Utterly devoid of tension, the play relies on generically ominous music to create some semblance of suspense. Neither the director nor the actors seem equal to the moderate technical challenge of the climax. Played out largely in pitch darkness, it could be nail-biting stuff in the right hands; but what we get is clumsy cat-and-mouse burlesque, with much hysterical screaming about gasoline and matches and kitchen knives. No doubt familiar with Tarantino's movies, in which sadism tends to stand in for humour, the audience responded with nervous laughter. Though I'm sure some were actually amused by the sudden degeneration into farce.

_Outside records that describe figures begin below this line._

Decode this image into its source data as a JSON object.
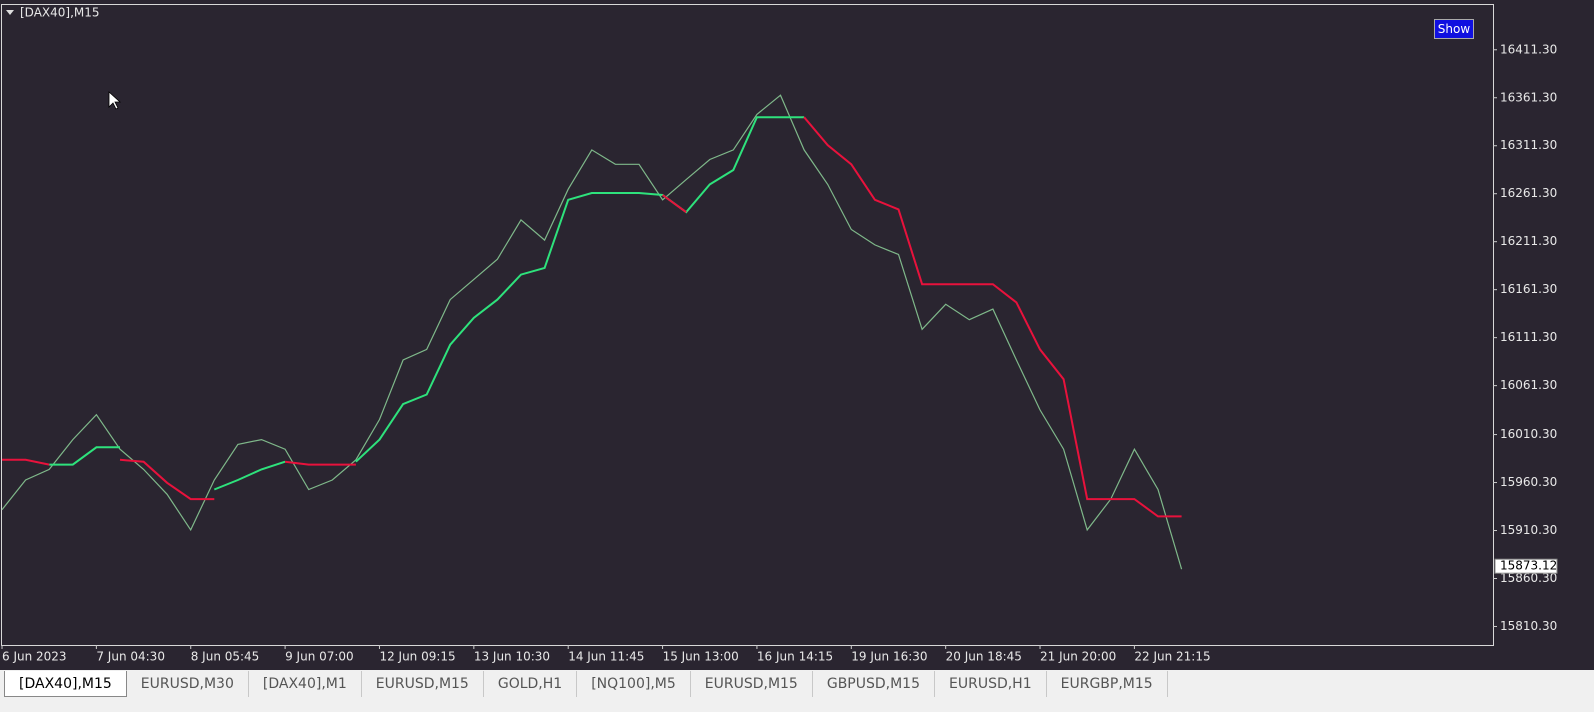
{
  "header": {
    "title": "[DAX40],M15",
    "button": "Show"
  },
  "tabs": [
    "[DAX40],M15",
    "EURUSD,M30",
    "[DAX40],M1",
    "EURUSD,M15",
    "GOLD,H1",
    "[NQ100],M5",
    "EURUSD,M15",
    "GBPUSD,M15",
    "EURUSD,H1",
    "EURGBP,M15"
  ],
  "chart_data": {
    "type": "line",
    "x": [
      0,
      1,
      2,
      3,
      4,
      5,
      6,
      7,
      8,
      9,
      10,
      11,
      12,
      13,
      14,
      15,
      16,
      17,
      18,
      19,
      20,
      21,
      22,
      23,
      24,
      25,
      26,
      27,
      28,
      29,
      30,
      31,
      32,
      33,
      34,
      35,
      36,
      37,
      38,
      39,
      40,
      41,
      42,
      43,
      44,
      45,
      46,
      47,
      48,
      49,
      50
    ],
    "series": [
      {
        "color": "#7fb88a",
        "values": [
          15932,
          15963,
          15974,
          16005,
          16031,
          15995,
          15974,
          15948,
          15911,
          15963,
          16000,
          16005,
          15995,
          15953,
          15963,
          15984,
          16026,
          16088,
          16099,
          16151,
          16172,
          16193,
          16234,
          16213,
          16266,
          16307,
          16292,
          16292,
          16255,
          16276,
          16297,
          16307,
          16344,
          16364,
          16307,
          16271,
          16224,
          16208,
          16198,
          16120,
          16146,
          16130,
          16141,
          16088,
          16036,
          15995,
          15911,
          15943,
          15995,
          15953,
          15870
        ]
      },
      {
        "color": "#2ee27c",
        "values": [
          null,
          null,
          15979,
          15979,
          15997,
          15997,
          null,
          null,
          null,
          15953,
          15963,
          15974,
          15982,
          null,
          null,
          15982,
          16005,
          16042,
          16052,
          16104,
          16132,
          16151,
          16177,
          16184,
          16255,
          16262,
          16262,
          16262,
          16260,
          16242,
          16271,
          16286,
          16341,
          16341,
          16341,
          null,
          null,
          null,
          null,
          null,
          null,
          null,
          null,
          null,
          null,
          null,
          null,
          null,
          null,
          null,
          null
        ]
      },
      {
        "color": "#e8123c",
        "values": [
          15984,
          15984,
          15979,
          null,
          null,
          15984,
          15982,
          15960,
          15943,
          15943,
          null,
          null,
          15982,
          15979,
          15979,
          15979,
          null,
          null,
          null,
          null,
          null,
          null,
          null,
          null,
          null,
          null,
          null,
          null,
          16260,
          16242,
          null,
          null,
          null,
          null,
          16341,
          16312,
          16292,
          16255,
          16245,
          16167,
          16167,
          16167,
          16167,
          16148,
          16099,
          16068,
          15943,
          15943,
          15943,
          15925,
          15925
        ]
      }
    ],
    "xlim": [
      0,
      63.2
    ],
    "xticks": [
      {
        "value": 0,
        "label": "6 Jun 2023"
      },
      {
        "value": 4,
        "label": "7 Jun 04:30"
      },
      {
        "value": 8,
        "label": "8 Jun 05:45"
      },
      {
        "value": 12,
        "label": "9 Jun 07:00"
      },
      {
        "value": 16,
        "label": "12 Jun 09:15"
      },
      {
        "value": 20,
        "label": "13 Jun 10:30"
      },
      {
        "value": 24,
        "label": "14 Jun 11:45"
      },
      {
        "value": 28,
        "label": "15 Jun 13:00"
      },
      {
        "value": 32,
        "label": "16 Jun 14:15"
      },
      {
        "value": 36,
        "label": "19 Jun 16:30"
      },
      {
        "value": 40,
        "label": "20 Jun 18:45"
      },
      {
        "value": 44,
        "label": "21 Jun 20:00"
      },
      {
        "value": 48,
        "label": "22 Jun 21:15"
      }
    ],
    "ylim": [
      15791,
      16459
    ],
    "yticks": [
      {
        "value": 16411.3,
        "label": "16411.30"
      },
      {
        "value": 16361.3,
        "label": "16361.30"
      },
      {
        "value": 16311.3,
        "label": "16311.30"
      },
      {
        "value": 16261.3,
        "label": "16261.30"
      },
      {
        "value": 16211.3,
        "label": "16211.30"
      },
      {
        "value": 16161.3,
        "label": "16161.30"
      },
      {
        "value": 16111.3,
        "label": "16111.30"
      },
      {
        "value": 16061.3,
        "label": "16061.30"
      },
      {
        "value": 16010.3,
        "label": "16010.30"
      },
      {
        "value": 15960.3,
        "label": "15960.30"
      },
      {
        "value": 15910.3,
        "label": "15910.30"
      },
      {
        "value": 15860.3,
        "label": "15860.30"
      },
      {
        "value": 15810.3,
        "label": "15810.30"
      }
    ],
    "last_price": 15873.12
  }
}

The revelation here isn't that Tarantino's a bad actor (who actually thinks otherwise?), but just how committed a bad actor he is - there's almost a perverse integrity to it. And yet, he lacks the irresistible cluelessness of a classically bad actor like Keanu Reeves. Tarantino's talents lie elsewhere, and his severely delusional acting aspirations are potentially career-threatening. He told the Boston Globe last month that he was doing theatre to "scratch that itch". For his sake and ours, you should hope that over the next four months he scratches it into oblivion.

New York City Brooks Atkinson Theater (212 307 4100), to Jul.